Förderjahr 2024 / Projekt Call #19 / ProjektID: 7442 / Projekt: LEO Trek
Low Earth Orbit (LEO) mega constellations provide low latency communication between LEO and terrestrial nodes and among terrestrial nodes, extending the Edge-Cloud Continuum into an Edge-Cloud-Space 3D Continuum. Developing orchestration services and applications for the 3D Continuum requires realistic simulations of the highly dynamic network conditions and node locations inherent to this environment. Unfortunately, existing simulators only allow for relatively small constellations to be simulated without scaling to a large number of host machines. Stardust is a scalable and extensible open-source simulator for the 3D Continuum. Our main contributions are:
- Stardust, a scalable and extensible next generation simulator for the 3D Continuum with support for simulating LEO-, Cloud-, and Edge nodes in a scalable manner. Stardust enables experiments for evaluating networking and orchestration algorithms for the 3D Continuum. It supports simulating mega constellations three times the size of the currently largest constellation, with almost 7k satellites on a single machine.
- A dynamic routing mechanism that enables experimentation with different routing mechanisms by making the ISL routing protocol and the network path computation changeable. This allows, e.g., changing the default +Grid ISL routing to a different protocol or to introduce caching or hypergraph algorithms as a replacement for Dijkstra's algorithm to calculate node-to-node network paths.
- SimPlugin, a plugin mechanism that serves as the integration point for custom logic that Stardust should execute at every step of the simulation. A SimPlugin has access to the complete infrastructure state and, thus, allows integrating, e.g., orchestration algorithms/software that should be evaluated using Stardust.
Stardust is designed to use a modular architecture to enable extensibility.
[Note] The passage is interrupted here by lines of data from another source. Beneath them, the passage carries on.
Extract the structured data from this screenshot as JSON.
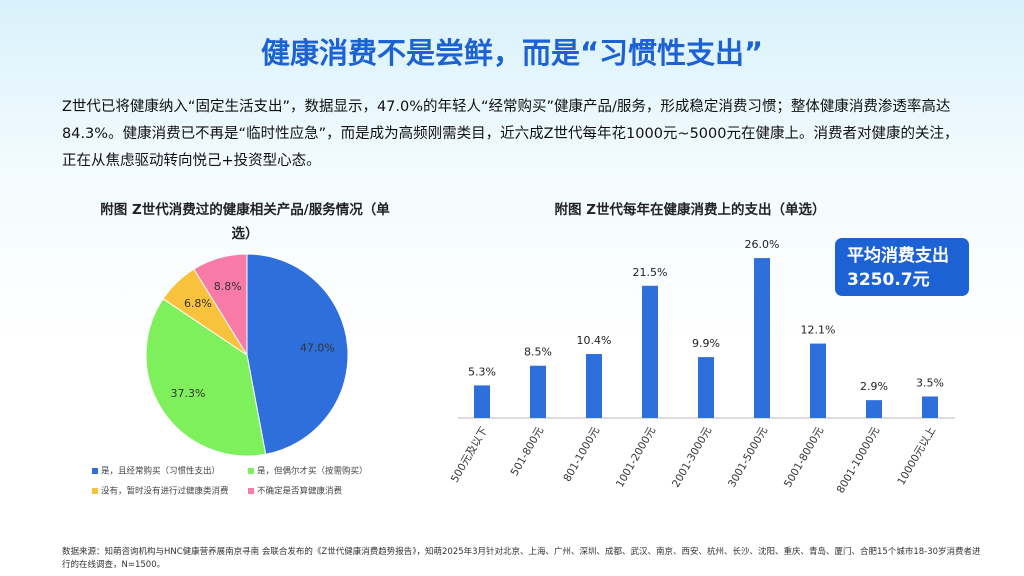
{
  "title": "健康消费不是尝鲜，而是“习惯性支出”",
  "intro": "Z世代已将健康纳入“固定生活支出”，数据显示，47.0%的年轻人“经常购买”健康产品/服务，形成稳定消费习惯；整体健康消费渗透率高达84.3%。健康消费已不再是“临时性应急”，而是成为高频刚需类目，近六成Z世代每年花1000元~5000元在健康上。消费者对健康的关注，正在从焦虑驱动转向悦己+投资型心态。",
  "source": "数据来源：知萌咨询机构与HNC健康营养展南京寻南 会联合发布的《Z世代健康消费趋势报告》，知萌2025年3月针对北京、上海、广州、深圳、成都、武汉、南京、西安、杭州、长沙、沈阳、重庆、青岛、厦门、合肥15个城市18-30岁消费者进行的在线调查，N=1500。",
  "chart_data": [
    {
      "type": "pie",
      "title": "附图  Z世代消费过的健康相关产品/服务情况（单选）",
      "categories": [
        "是，且经常购买（习惯性支出）",
        "是，但偶尔才买（按需购买）",
        "没有，暂时没有进行过健康类消费",
        "不确定是否算健康消费"
      ],
      "values": [
        47.0,
        37.3,
        6.8,
        8.8
      ],
      "value_labels": [
        "47.0%",
        "37.3%",
        "6.8%",
        "8.8%"
      ],
      "colors": [
        "#2f6fdc",
        "#7ef05c",
        "#f9c23c",
        "#f77aa7"
      ]
    },
    {
      "type": "bar",
      "title": "附图  Z世代每年在健康消费上的支出（单选）",
      "categories": [
        "500元及以下",
        "501-800元",
        "801-1000元",
        "1001-2000元",
        "2001-3000元",
        "3001-5000元",
        "5001-8000元",
        "8001-10000元",
        "10000元以上"
      ],
      "values": [
        5.3,
        8.5,
        10.4,
        21.5,
        9.9,
        26.0,
        12.1,
        2.9,
        3.5
      ],
      "value_labels": [
        "5.3%",
        "8.5%",
        "10.4%",
        "21.5%",
        "9.9%",
        "26.0%",
        "12.1%",
        "2.9%",
        "3.5%"
      ],
      "color": "#2f6fdc",
      "annotation": [
        "平均消费支出",
        "3250.7元"
      ]
    }
  ]
}
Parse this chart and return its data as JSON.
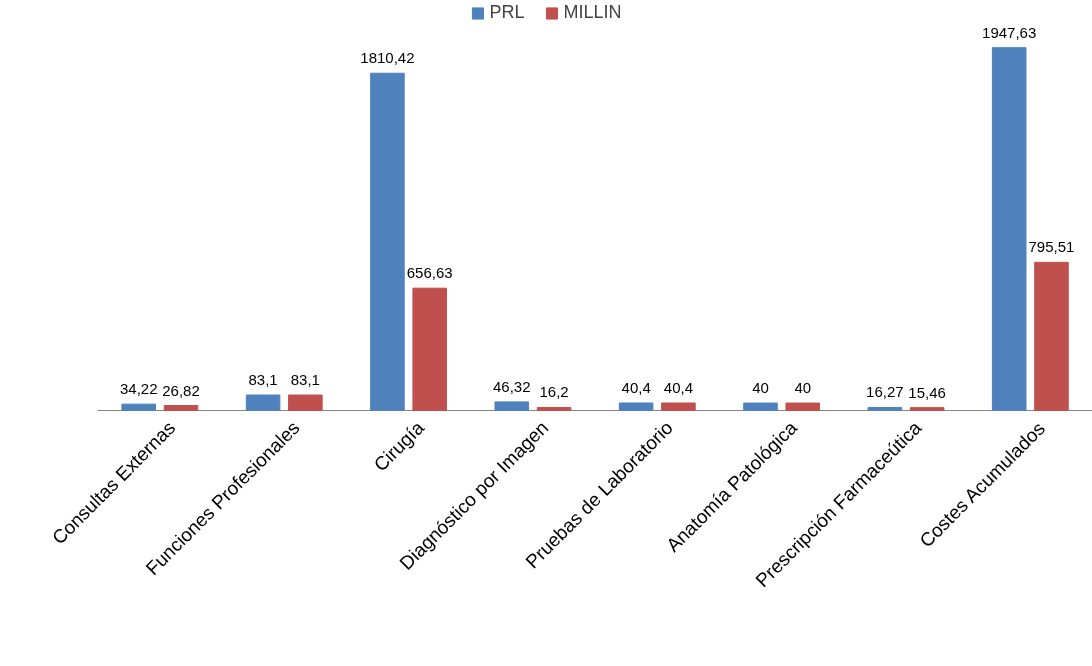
{
  "chart_data": {
    "type": "bar",
    "categories": [
      "Consultas Externas",
      "Funciones Profesionales",
      "Cirugía",
      "Diagnóstico por Imagen",
      "Pruebas de Laboratorio",
      "Anatomía Patológica",
      "Prescripción Farmaceútica",
      "Costes Acumulados"
    ],
    "series": [
      {
        "name": "PRL",
        "color": "#4f81bd",
        "values": [
          34.22,
          83.1,
          1810.42,
          46.32,
          40.4,
          40,
          16.27,
          1947.63
        ],
        "value_labels": [
          "34,22",
          "83,1",
          "1810,42",
          "46,32",
          "40,4",
          "40",
          "16,27",
          "1947,63"
        ]
      },
      {
        "name": "MILLIN",
        "color": "#c0504d",
        "values": [
          26.82,
          83.1,
          656.63,
          16.2,
          40.4,
          40,
          15.46,
          795.51
        ],
        "value_labels": [
          "26,82",
          "83,1",
          "656,63",
          "16,2",
          "40,4",
          "40",
          "15,46",
          "795,51"
        ]
      }
    ],
    "legend": "top"
  }
}
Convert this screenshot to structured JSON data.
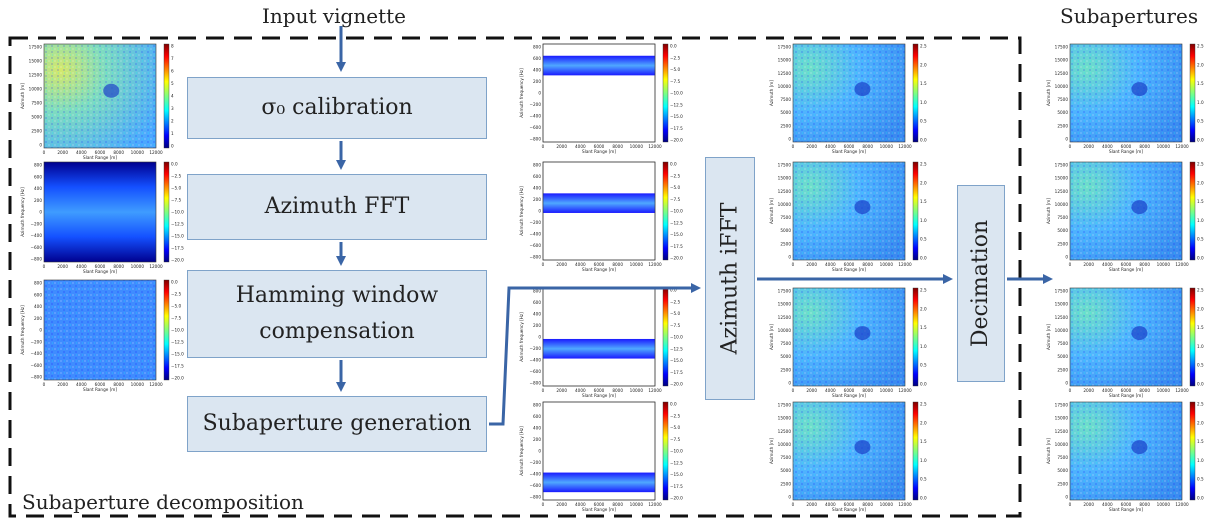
{
  "titles": {
    "input": "Input vignette",
    "subapertures": "Subapertures",
    "decomposition": "Subaperture decomposition"
  },
  "boxes": {
    "calibration": "σ₀ calibration",
    "fft": "Azimuth FFT",
    "hamming_1": "Hamming window",
    "hamming_2": "compensation",
    "generation": "Subaperture generation",
    "ifft": "Azimuth iFFT",
    "decimation": "Decimation"
  },
  "axis_labels": {
    "slant_range": "Slant Range [m]",
    "azimuth_m": "Azimuth [m]",
    "azimuth_freq": "Azimuth frequency [Hz]"
  },
  "ticks": {
    "x_range": [
      "0",
      "2000",
      "4000",
      "6000",
      "8000",
      "10000",
      "12000"
    ],
    "y_az_m": [
      "17500",
      "15000",
      "12500",
      "10000",
      "7500",
      "5000",
      "2500",
      "0"
    ],
    "y_freq": [
      "800",
      "600",
      "400",
      "200",
      "0",
      "−200",
      "−400",
      "−600",
      "−800"
    ],
    "y_freq_short": [
      "800",
      "600",
      "400",
      "200",
      "0",
      "−200",
      "−400",
      "−600",
      "−800"
    ],
    "cb_input": [
      "8",
      "7",
      "6",
      "5",
      "4",
      "3",
      "2",
      "1",
      "0"
    ],
    "cb_spectrum": [
      "0.0",
      "−2.5",
      "−5.0",
      "−7.5",
      "−10.0",
      "−12.5",
      "−15.0",
      "−17.5",
      "−20.0"
    ],
    "cb_sub": [
      "2.5",
      "2.0",
      "1.5",
      "1.0",
      "0.5",
      "0.0"
    ]
  },
  "colors": {
    "box_fill": "#dbe6f1",
    "box_border": "#7fa3c9",
    "arrow": "#3a65a6",
    "dash": "#111111"
  },
  "colormap": "jet"
}
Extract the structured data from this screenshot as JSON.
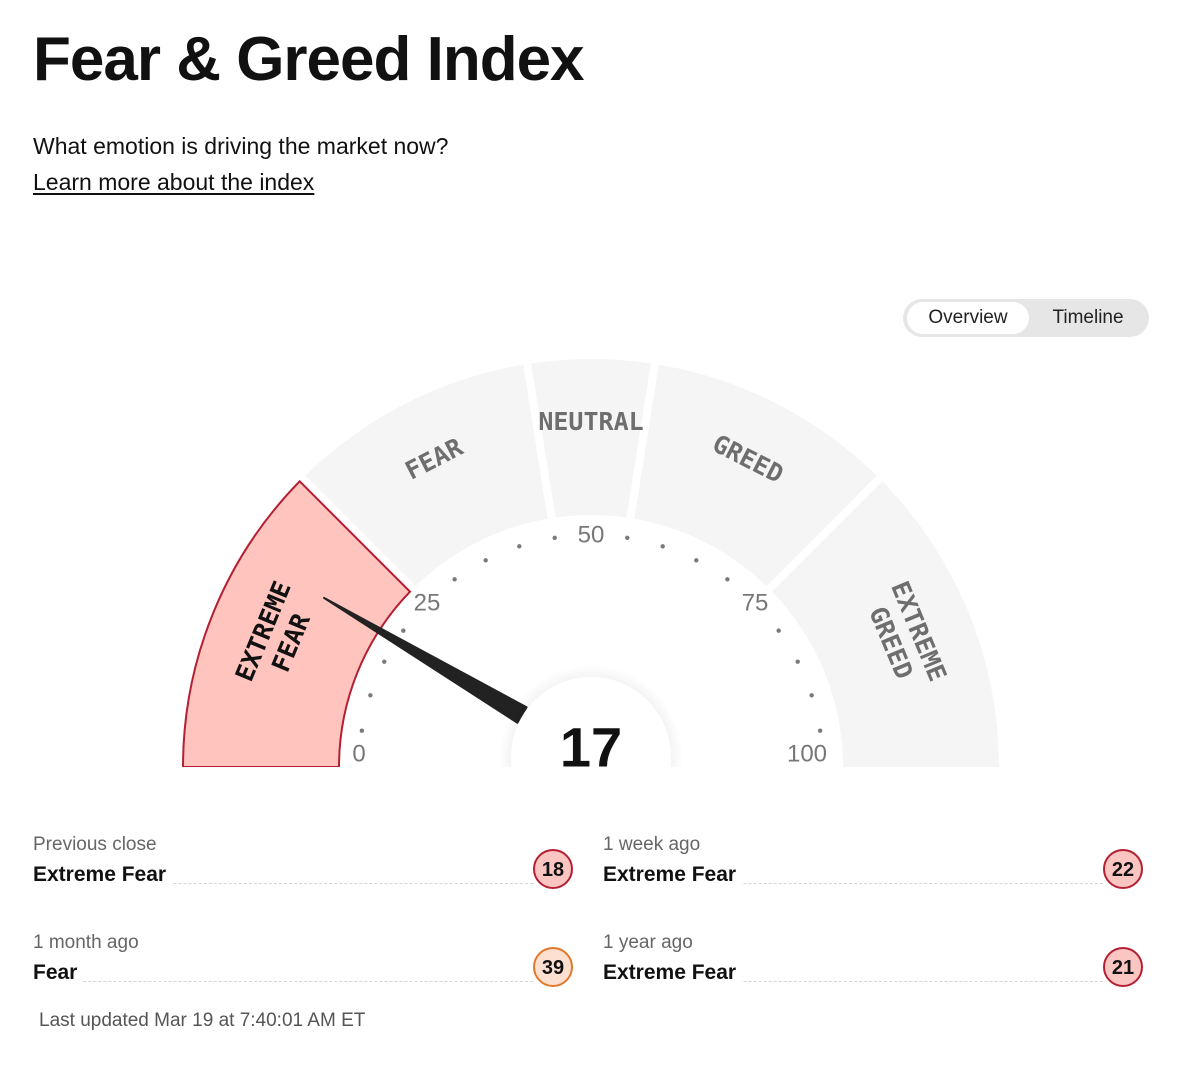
{
  "header": {
    "title": "Fear & Greed Index",
    "subtitle": "What emotion is driving the market now?",
    "learn_more": "Learn more about the index"
  },
  "view_toggle": {
    "options": [
      "Overview",
      "Timeline"
    ],
    "active": "Overview"
  },
  "gauge": {
    "value": 17,
    "min": 0,
    "max": 100,
    "segments": [
      {
        "lines": [
          "EXTREME",
          "FEAR"
        ],
        "range": [
          0,
          25
        ]
      },
      {
        "lines": [
          "FEAR"
        ],
        "range": [
          25,
          45
        ]
      },
      {
        "lines": [
          "NEUTRAL"
        ],
        "range": [
          45,
          55
        ]
      },
      {
        "lines": [
          "GREED"
        ],
        "range": [
          55,
          75
        ]
      },
      {
        "lines": [
          "EXTREME",
          "GREED"
        ],
        "range": [
          75,
          100
        ]
      }
    ],
    "tick_labels": [
      "0",
      "25",
      "50",
      "75",
      "100"
    ],
    "colors": {
      "active_fill": "#fec4bd",
      "active_stroke": "#b51f33",
      "inactive_fill": "#f5f5f5",
      "needle": "#222222"
    }
  },
  "stats": [
    {
      "label": "Previous close",
      "rating": "Extreme Fear",
      "value": "18",
      "level": "xfear"
    },
    {
      "label": "1 week ago",
      "rating": "Extreme Fear",
      "value": "22",
      "level": "xfear"
    },
    {
      "label": "1 month ago",
      "rating": "Fear",
      "value": "39",
      "level": "fear"
    },
    {
      "label": "1 year ago",
      "rating": "Extreme Fear",
      "value": "21",
      "level": "xfear"
    }
  ],
  "last_updated": "Last updated Mar 19 at 7:40:01 AM ET"
}
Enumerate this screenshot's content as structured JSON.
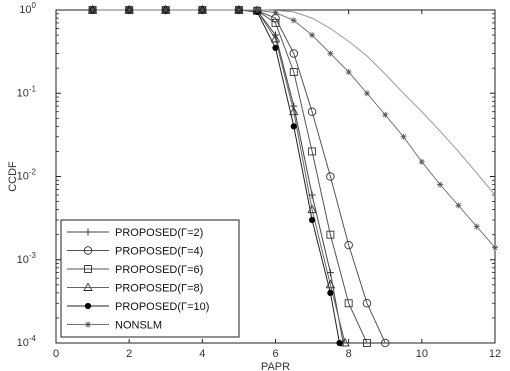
{
  "chart_data": {
    "type": "line",
    "xlabel": "PAPR",
    "ylabel": "CCDF",
    "xlim": [
      0,
      12
    ],
    "ylim": [
      0.0001,
      1
    ],
    "yscale": "log",
    "grid": false,
    "legend_position": "bottom-left",
    "x_ticks": [
      "0",
      "2",
      "4",
      "6",
      "8",
      "10",
      "12"
    ],
    "y_ticks": [
      {
        "base": "10",
        "exp": "0"
      },
      {
        "base": "10",
        "exp": "-1"
      },
      {
        "base": "10",
        "exp": "-2"
      },
      {
        "base": "10",
        "exp": "-3"
      },
      {
        "base": "10",
        "exp": "-4"
      }
    ],
    "series": [
      {
        "name": "PROPOSED(Γ=2)",
        "marker": "plus",
        "x": [
          1,
          2,
          3,
          4,
          5,
          5.5,
          6,
          6.5,
          7,
          7.5,
          7.85
        ],
        "y": [
          1,
          1,
          1,
          1,
          1,
          0.98,
          0.5,
          0.07,
          0.006,
          0.0007,
          0.0001
        ]
      },
      {
        "name": "PROPOSED(Γ=4)",
        "marker": "circle",
        "x": [
          1,
          2,
          3,
          4,
          5,
          5.5,
          6,
          6.5,
          7,
          7.5,
          8,
          8.5,
          9
        ],
        "y": [
          1,
          1,
          1,
          1,
          1,
          0.98,
          0.8,
          0.3,
          0.06,
          0.01,
          0.0015,
          0.0003,
          0.0001
        ]
      },
      {
        "name": "PROPOSED(Γ=6)",
        "marker": "square",
        "x": [
          1,
          2,
          3,
          4,
          5,
          5.5,
          6,
          6.5,
          7,
          7.5,
          8,
          8.5
        ],
        "y": [
          1,
          1,
          1,
          1,
          1,
          0.98,
          0.7,
          0.18,
          0.02,
          0.002,
          0.0003,
          0.0001
        ]
      },
      {
        "name": "PROPOSED(Γ=8)",
        "marker": "triangle",
        "x": [
          1,
          2,
          3,
          4,
          5,
          5.5,
          6,
          6.5,
          7,
          7.5,
          7.9
        ],
        "y": [
          1,
          1,
          1,
          1,
          1,
          0.98,
          0.45,
          0.06,
          0.004,
          0.0005,
          0.0001
        ]
      },
      {
        "name": "PROPOSED(Γ=10)",
        "marker": "dot",
        "x": [
          1,
          2,
          3,
          4,
          5,
          5.5,
          6,
          6.5,
          7,
          7.5,
          7.75
        ],
        "y": [
          1,
          1,
          1,
          1,
          1,
          0.95,
          0.35,
          0.04,
          0.003,
          0.0004,
          0.0001
        ]
      },
      {
        "name": "NONSLM",
        "marker": "star",
        "x": [
          1,
          2,
          3,
          4,
          5,
          5.5,
          6,
          6.5,
          7,
          7.5,
          8,
          8.5,
          9,
          9.5,
          10,
          10.5,
          11,
          11.5,
          12
        ],
        "y": [
          1,
          1,
          1,
          1,
          1,
          0.99,
          0.93,
          0.75,
          0.5,
          0.3,
          0.18,
          0.1,
          0.055,
          0.03,
          0.015,
          0.008,
          0.0045,
          0.0025,
          0.0014
        ]
      },
      {
        "name": "",
        "marker": "none",
        "x": [
          5,
          5.5,
          6,
          6.5,
          7,
          7.5,
          8,
          8.5,
          9,
          9.5,
          10,
          10.5,
          11,
          11.5,
          12
        ],
        "y": [
          1,
          1,
          0.99,
          0.95,
          0.8,
          0.6,
          0.42,
          0.28,
          0.17,
          0.1,
          0.06,
          0.035,
          0.02,
          0.011,
          0.006
        ]
      }
    ]
  }
}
The core abstractions are shown in Figure 8. The central type from which all 3D Continuum nodes derive is Node. Every Node has computational capabilities, communication links to other nodes, and the ability to route traffic. The abstract Node class is currently implemented by the GroundStation and Satellite subclasses, required for different behaviors in movement. For GroundStation, a simplified movement (without inclined Earth axis and exact rotation duration) along the latitude every 24 hours is implemented. Satellite calculates the position by solving Kepler’s equation for eccentric anomaly, considering only the gravitational interaction between the Earth and the satellite, i.e., it computes an unperturbed orbit. Since we focus on simulations of a few hours, this simplification helps reduce the computational complexity and hardware requirements, while providing sufficient accuracy.
To simulate the available network connections with 100% accuracy with respect to the node positions in the 3D Continuum, Stardust constructs a network graph that captures all nodes and the physical connections between them. A direct physical connection between two nodes, e.g., a cable, radio, or laser link, is modeled by a link (ILink) between those two nodes in the network graph. Depending on the type of connection and other factors, such as distance, each link has particular latency and bandwidth properties. Network routing relies on these links and their properties. IRouter is the abstraction for our dynamic routing mechanism, which may use either pre-route calculations, e.g., for algorithms that construct a routing table each step, or on-route calculations, for direct node-to-node routing like A*.
To enable experimentation with different orchestration algorithms for the 3D Continuum, Stardust allows plugging custom code into simulations as SimPlugins. A SimPlugin is a lightweight mechanism to execute custom code at the beginning and at the end of every simulation step. To this end, a SimPlugin has full access to the simulation state, such as node positions, resources, and the network graph. Additionally, it can leverage simulator services to compute network routes on demand and deploy (simulated) workloads on nodes.
We evaluated Stardust in multiple simulations to show that it is more scalable than the state-of-the-art and that it can simulate a mega constellation with up to 20.6k satellites on a single machine.
The source code of Stardust is available on GitHub and further details can be found in our paper, which was presented at the IEEE EDGE 2025 conference.